Albert Bezjian, originally from Beirut, Lebanon, attended the local Armenian Evangelical College. In 1959, he relocated to Los Angeles to pursue his studies at California State University, Los Angeles, where he earned a B.S. degree in electro-mechanical engineering. During his undergraduate years, Albert worked as a product engineer, supplying parts to aerospace companies, including the Apollo project.

Shortly after, Albert was joined by his parents who emigrated to the United States in 1964. Two years later, they acquired a small Armenian grocery store in Hollywood, specializing in Armenian and Indian groceries, which they renamed Bezjian’s Grocery. It quickly became a renowned destination in Southern California. “Tour buses would bring tourists to the store to see the variety of products we carried from all over the world,” Albert fondly remembers. During this time, Albert also found success In his personal life. In 1965, he married Terry, and together, they started a family and were blessed with daughters Linda and Nancy.

By 1969, the aerospace industry was shrinking, prompting Albert to explore a new opportunity driven by Southern California’s growing immigrant population. He joined his parents in their grocery business and by 1975, expanded it to a wholesale operation called Indo-European Foods.

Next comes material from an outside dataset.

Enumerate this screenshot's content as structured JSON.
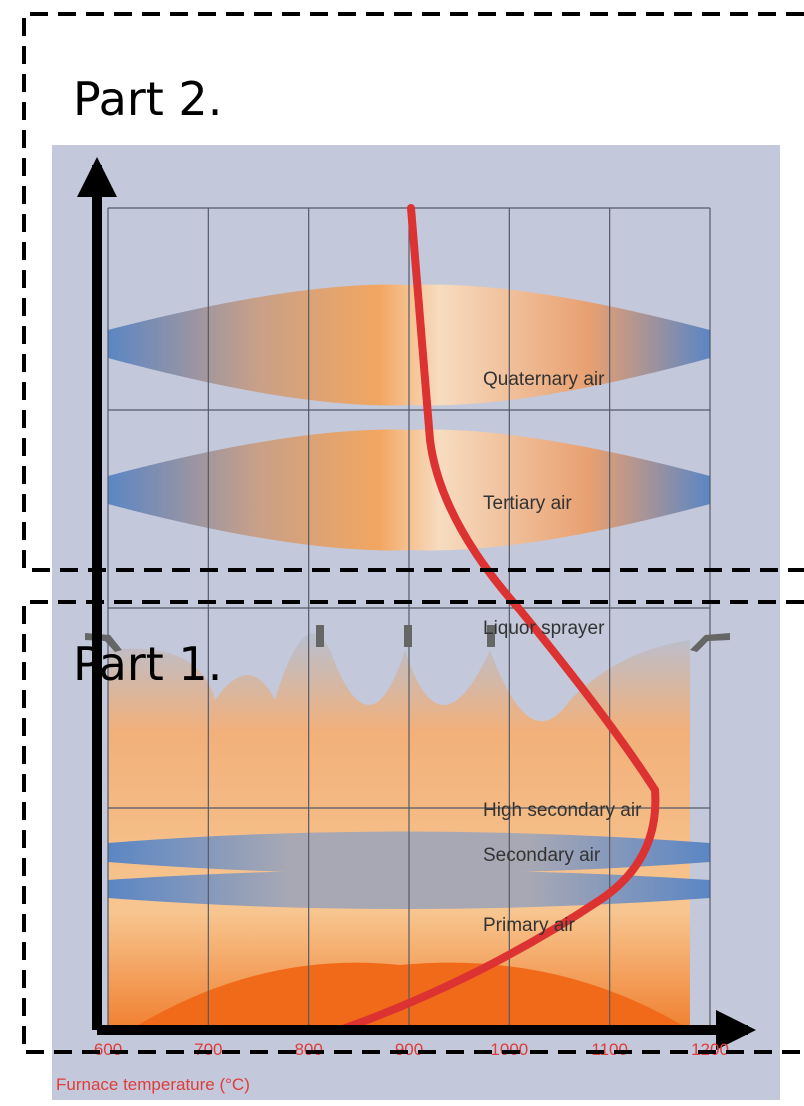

The name was inspired by the association of Armenian with the family of Indo-European languages and the rich selection of food products it offered. Among Albert’s notable accomplishments is his creation of ZerGut, a brand of high-quality food products produced in Bulgaria by USDA and FDA food quality and safety standards. For over four decades, Albert nurtured Indo-European Foods, supplying goods to national and regional supermarkets and over 1,000 independent ethnic food retailers and distributors. In 2007, he sold the company, staying on board for a few more years to assist the new owners during the transition.

The Bezjians’ business success paved the way for their unwavering commitment to philanthropy. Particularly, their involvement in AUA has played a crucial role in increasing access to quality higher education to deserving students in Armenia. “We were impressed with what we learned about the University, especially its association with the University of California, which manages AUA’s endowments,” Albert recalls.

Albert and Terry are among the 100 Pillars of the University, an exclusive group of supporters whose investments buttress the foundation that provides students the benefit of an AUA education, as well as AUA Changemakers. “Armenia may not be a rich country and abundant in mineral or oil resources like its neighboring countries, but it boasts smart and ambitious young individuals hungry for higher education. AUA, with its impressive curriculum and international faculty, provides the highest level of education a university can offer in Armenia,” the Bezjians assert.

In 2019, the Bezjians fittingly named a campus facility, the Albert and Terry Bezjian Cafeteria, which serves hundreds of students, faculty, staff, and visitors on a daily basis. The renovated cafeteria has become a popular hangout on campus, offering breakfast, lunch, and dinner six days a week.

More recently, Albert and Terry lent their support to the Build a Better Future with AUA capital campaign. This campaign will support the construction of three new buildings slated for science and engineering, humanities and social sciences, and arts. This campus buildup will also enable the University to expand its academic offerings and accommodate the projected doubled enrollment within the next five years. Given Albert’s academic background in engineering, he takes pride in this undertaking: “My wife, Terry, and I are pleased to help fund the construction of the new STEM building at AUA. There is nothing more important than education for the future of Armenia, and the sciences are among the top priorities.”

The Bezijans’ remarkable philanthropy enriches the AUA community, providing students and faculty with enhanced opportunities and resources. Through their active involvement, the Bezjians hope to inspire others in the community to value education thereby augmenting the capacity of Armenia’s youth. “The least that Armenians in the Diaspora can do is to make education affordable for these young boys and girls through more scholarships for higher education so they develop professional expertise and prosper. Armenia’s future depends on educating our youth to reach their full potential.”